By early 2019, 11 parties had reported their LT-LEDS to the UNFCCC. However, the Paris Agreement also agreed on an overall adaptation target, raising the question of how to integrate adaptation targets into LT-LEDS, i.e. they are resistant to climate change. At the same time, a recent UNFCCC document on long-term adaptation planning outlined the role of national adjustment plans as a key instrument for adaptation planning in the coming decades, while maintaining synergies with the Paris goals. This raises a similar question, namely how to ensure that long-term adjustment plans are compatible with emissions reduction. Finally, the question arises as to whether to move to combined, climate-resistant and low-carbon long-term strategies, as mitigation and adaptation relate to a long-term perspective. It will be impossible to avoid the effects of warming of more than 2oC if countries do not take climate considerations into account when responding to them. Because the transformation of economies is a process that takes years, long-term strategies become an important political instrument to achieve this transformation. The vision anchored in the long-term strategy must go beyond political cycles and go beyond the interests of groups and individuals, bringing societies together. In order to ensure that long-term climate strategies are developed in accordance with the rule of law, it may be necessary for countries to adopt or amend legislation and policies, and it is important that the LTS process be put at stake by a country`s legislative branch. This ensures an “entire government approach” that goes beyond planning silos within departments.
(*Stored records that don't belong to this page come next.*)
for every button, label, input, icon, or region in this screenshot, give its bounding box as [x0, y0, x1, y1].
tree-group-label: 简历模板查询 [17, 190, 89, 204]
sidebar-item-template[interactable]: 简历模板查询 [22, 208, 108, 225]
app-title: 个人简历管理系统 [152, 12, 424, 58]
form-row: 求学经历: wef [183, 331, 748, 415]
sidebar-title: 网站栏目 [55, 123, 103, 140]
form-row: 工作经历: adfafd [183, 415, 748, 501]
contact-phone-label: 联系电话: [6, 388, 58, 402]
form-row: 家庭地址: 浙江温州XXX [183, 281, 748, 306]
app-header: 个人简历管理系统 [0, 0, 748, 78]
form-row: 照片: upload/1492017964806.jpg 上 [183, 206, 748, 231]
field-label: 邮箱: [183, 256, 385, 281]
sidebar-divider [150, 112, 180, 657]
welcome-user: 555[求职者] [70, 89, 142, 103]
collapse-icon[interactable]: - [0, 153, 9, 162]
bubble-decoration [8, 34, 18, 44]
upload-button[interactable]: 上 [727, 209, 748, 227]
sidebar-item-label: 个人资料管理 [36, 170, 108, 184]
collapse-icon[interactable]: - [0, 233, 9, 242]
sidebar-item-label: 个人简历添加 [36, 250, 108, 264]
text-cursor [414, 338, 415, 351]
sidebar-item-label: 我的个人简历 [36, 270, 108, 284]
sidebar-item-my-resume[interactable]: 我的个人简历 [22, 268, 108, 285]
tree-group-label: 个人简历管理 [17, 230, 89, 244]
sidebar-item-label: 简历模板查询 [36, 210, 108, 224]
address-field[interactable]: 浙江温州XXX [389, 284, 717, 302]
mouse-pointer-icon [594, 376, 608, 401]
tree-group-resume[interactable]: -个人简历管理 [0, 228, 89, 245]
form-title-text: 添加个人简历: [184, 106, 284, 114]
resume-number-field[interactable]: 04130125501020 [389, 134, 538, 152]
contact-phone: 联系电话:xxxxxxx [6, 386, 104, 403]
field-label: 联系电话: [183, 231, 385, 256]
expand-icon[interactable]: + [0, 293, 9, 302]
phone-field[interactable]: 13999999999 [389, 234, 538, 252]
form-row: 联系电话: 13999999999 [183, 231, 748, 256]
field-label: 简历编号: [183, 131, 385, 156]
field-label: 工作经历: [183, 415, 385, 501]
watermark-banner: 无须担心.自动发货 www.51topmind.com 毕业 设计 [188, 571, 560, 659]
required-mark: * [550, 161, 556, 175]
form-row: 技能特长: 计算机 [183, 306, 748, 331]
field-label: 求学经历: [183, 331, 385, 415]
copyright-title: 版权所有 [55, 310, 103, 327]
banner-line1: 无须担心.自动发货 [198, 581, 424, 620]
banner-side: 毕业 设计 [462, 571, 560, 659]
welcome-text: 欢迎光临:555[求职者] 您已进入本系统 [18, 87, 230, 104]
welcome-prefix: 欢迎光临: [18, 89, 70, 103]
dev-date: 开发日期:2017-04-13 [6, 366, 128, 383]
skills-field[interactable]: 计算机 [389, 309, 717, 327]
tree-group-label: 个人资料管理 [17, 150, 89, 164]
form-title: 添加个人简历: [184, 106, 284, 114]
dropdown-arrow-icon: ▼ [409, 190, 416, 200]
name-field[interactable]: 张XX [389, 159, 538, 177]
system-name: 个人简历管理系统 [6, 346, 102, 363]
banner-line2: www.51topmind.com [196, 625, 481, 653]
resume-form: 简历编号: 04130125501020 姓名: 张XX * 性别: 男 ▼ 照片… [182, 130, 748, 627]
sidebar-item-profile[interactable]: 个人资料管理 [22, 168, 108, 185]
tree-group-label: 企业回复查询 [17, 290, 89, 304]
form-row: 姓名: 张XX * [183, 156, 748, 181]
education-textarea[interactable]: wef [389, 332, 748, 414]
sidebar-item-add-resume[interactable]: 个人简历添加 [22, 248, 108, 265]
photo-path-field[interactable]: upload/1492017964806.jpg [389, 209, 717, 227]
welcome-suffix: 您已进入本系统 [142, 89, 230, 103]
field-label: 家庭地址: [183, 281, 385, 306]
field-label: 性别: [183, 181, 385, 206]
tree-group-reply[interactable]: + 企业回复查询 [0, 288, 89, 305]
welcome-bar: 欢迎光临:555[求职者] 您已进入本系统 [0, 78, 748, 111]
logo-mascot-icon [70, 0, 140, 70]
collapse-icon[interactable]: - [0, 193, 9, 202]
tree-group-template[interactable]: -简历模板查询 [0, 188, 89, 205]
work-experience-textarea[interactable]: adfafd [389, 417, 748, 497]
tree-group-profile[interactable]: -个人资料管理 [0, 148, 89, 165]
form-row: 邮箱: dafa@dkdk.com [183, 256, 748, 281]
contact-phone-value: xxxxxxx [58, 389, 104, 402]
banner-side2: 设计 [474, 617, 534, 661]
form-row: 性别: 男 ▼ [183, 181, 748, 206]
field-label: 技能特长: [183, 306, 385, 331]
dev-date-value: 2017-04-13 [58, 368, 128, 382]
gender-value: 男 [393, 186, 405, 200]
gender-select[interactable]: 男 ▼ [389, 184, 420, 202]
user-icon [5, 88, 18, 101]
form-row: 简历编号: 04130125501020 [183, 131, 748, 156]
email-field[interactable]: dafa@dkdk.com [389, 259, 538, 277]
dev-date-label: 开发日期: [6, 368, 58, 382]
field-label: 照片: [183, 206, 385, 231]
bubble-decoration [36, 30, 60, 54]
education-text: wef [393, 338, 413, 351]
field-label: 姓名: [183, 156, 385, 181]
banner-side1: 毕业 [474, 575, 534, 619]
At the country level, the Paris Agreement also sets out specific requirements for climate change, adaptation, cooperation, transparency, etc. Two of these requirements are of particular importance in the context of this note: first, an invitation to all parties to communicate long-term strategies for the development of greenhouse gas emissions and, second, the obligation for each party to prepare, communicate and retain successive national contributions (CNN). These two mechanisms reinforce each other: the long-term strategy provides a framework and direction for the following NDPs; At the same time, the increasingly ambitious NDCs are the way to achieve the long-term strategy. The requirement that contracting parties update or re-transmit their NDCs every five years provides the engine that will lead to a gradual increase in ambition and avoid the effects of warming above 2oC. These provisions send a clear signal to countries. While there is some flexibility for governments to define climate change policies based on their priorities and development capabilities, the overall trajectory of emissions would require that all increase their ambitions over time and eventually offset their emissions and distances. In other words, the direction of travel defined by the Paris Agreement foresees a future in which the atmosphere does not see additional greenhouse gas emissions and, therefore, all countries must work in this direction. In this context, long-term strategies are becoming an essential tool in the fight against climate change. Long-term strategies should focus on targets to limit warming to 1.5 to 2 degrees C and achieve zero net emissions in the second half of the century.